After hearing from two local club members that once again a family of Cooper's Hawks had successfully fledged in their back yard, off I went on Monday morning to find them. Almost exactly a year ago, it took John and I three tries to find them, so I didn't know what to expect that morning, but as soon as I arrived I immediately heard the two young hawks loudly nattering away. They were still honing their flying skills, and were thankfully at that young age where they weren't particularly bothered by humans, so I spent the next few hours with Jan and Stella enjoying them.
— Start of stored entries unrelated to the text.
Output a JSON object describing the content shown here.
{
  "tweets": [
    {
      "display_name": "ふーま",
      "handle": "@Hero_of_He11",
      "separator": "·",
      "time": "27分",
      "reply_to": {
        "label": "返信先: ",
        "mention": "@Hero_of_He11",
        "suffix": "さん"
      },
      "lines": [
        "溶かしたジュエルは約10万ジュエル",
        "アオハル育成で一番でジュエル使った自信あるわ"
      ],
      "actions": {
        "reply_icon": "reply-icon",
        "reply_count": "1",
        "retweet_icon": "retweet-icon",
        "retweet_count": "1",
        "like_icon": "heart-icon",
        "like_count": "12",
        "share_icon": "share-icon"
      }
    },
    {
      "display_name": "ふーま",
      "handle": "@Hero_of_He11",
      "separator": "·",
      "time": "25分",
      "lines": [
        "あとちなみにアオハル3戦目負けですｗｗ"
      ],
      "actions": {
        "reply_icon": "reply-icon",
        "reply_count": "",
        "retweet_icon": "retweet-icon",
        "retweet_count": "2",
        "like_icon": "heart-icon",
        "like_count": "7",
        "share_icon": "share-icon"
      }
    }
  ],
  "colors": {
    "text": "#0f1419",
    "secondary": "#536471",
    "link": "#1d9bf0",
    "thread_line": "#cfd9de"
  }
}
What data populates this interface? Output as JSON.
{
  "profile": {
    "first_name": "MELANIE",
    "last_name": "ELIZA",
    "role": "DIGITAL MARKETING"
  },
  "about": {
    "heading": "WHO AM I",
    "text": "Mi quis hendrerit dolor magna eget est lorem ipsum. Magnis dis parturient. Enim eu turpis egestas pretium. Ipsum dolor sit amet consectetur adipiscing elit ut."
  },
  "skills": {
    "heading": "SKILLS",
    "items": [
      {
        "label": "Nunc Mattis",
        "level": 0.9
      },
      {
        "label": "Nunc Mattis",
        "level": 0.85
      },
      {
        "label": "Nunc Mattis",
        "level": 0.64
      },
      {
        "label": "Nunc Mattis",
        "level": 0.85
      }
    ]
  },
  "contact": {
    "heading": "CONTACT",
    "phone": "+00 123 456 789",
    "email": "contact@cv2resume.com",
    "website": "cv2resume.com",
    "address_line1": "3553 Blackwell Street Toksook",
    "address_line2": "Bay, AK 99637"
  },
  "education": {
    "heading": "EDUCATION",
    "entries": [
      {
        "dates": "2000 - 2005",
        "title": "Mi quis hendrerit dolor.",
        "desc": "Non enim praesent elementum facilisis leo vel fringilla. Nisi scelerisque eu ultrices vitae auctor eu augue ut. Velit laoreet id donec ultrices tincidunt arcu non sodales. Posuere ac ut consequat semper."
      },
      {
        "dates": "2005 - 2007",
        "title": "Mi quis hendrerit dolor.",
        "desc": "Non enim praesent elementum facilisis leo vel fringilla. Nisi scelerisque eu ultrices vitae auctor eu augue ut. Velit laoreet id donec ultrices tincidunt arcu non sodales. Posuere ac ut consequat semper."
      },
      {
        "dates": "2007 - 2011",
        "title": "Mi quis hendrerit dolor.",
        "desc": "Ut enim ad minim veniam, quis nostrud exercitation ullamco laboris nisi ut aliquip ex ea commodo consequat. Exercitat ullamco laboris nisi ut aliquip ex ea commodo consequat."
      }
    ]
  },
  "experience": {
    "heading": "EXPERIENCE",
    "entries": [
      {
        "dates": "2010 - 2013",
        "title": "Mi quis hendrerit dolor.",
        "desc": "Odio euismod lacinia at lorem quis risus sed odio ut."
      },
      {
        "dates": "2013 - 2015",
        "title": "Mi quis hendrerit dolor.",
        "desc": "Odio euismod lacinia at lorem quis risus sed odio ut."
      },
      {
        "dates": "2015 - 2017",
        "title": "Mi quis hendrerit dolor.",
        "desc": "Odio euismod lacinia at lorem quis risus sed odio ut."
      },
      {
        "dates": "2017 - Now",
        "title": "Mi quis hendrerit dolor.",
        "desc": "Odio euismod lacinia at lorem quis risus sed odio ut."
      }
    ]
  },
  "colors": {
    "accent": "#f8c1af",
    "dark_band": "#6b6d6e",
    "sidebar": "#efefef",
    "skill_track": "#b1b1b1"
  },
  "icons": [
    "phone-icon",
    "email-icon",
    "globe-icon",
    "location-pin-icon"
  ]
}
This is one of the two babies that stole the limelight that morning. As I exited my car, it initially flew onto the roof of Stella's home, but then took off again on wobbly wings to safely land in a tree. One of the distinguishing features of a Cooper's Hawk is clearly seen here, check out its well-rounded tail...
...as it's checking us out!
It was paying close attention to any noises or the slightest movement detected on the ground, as it never knew if or when the parents would be making any food deliveries to them:
Something caught its eye in the garden, so it adeptly dropped down onto the ground and poked around in the greenery:
All the while, its sibling was on the other side of the yard chattering away, but they both went insane when one of the parents flew in, presumably with a rodent of some sort.
I'm not convinced that this meal below was caught by one of the fledged babies, I suspect it was thanks to one of the parents that breakfast was served and devoured with great enthusiasm!
Most of the meal was gone by now, so it did a post-meal fluff-up of its beautiful new feathers and a leg lift, but neglected to clean off its beak:
Jan, Stella, and I lost track of the young hawk momentarily as we watched a family of raccoons wander across the yard and then up a tree, it felt like we were in a Disney film rather than in the middle of the city!
Then one of the young hawks was found again, but in serious chill mode, doing its best Whip-poor-will impersonation ever by resting horizontally on the branch, it was very difficult to see:
...and after a big meal, a big nap is in order, so it began to doze off, totally oblivious to its surroundings!
It was a wonderful morning spent in a beautiful setting, with good company and hospitality, so many thanks go to both Jan, Stella, and their families for sharing their Cooper's Hawk family with me once again!
"They grow up so fast", that's one thing I do know for sure, so I'm ecstatic to have seen the babies before their territory is expanded as they gain independence from their parents and move on for another year.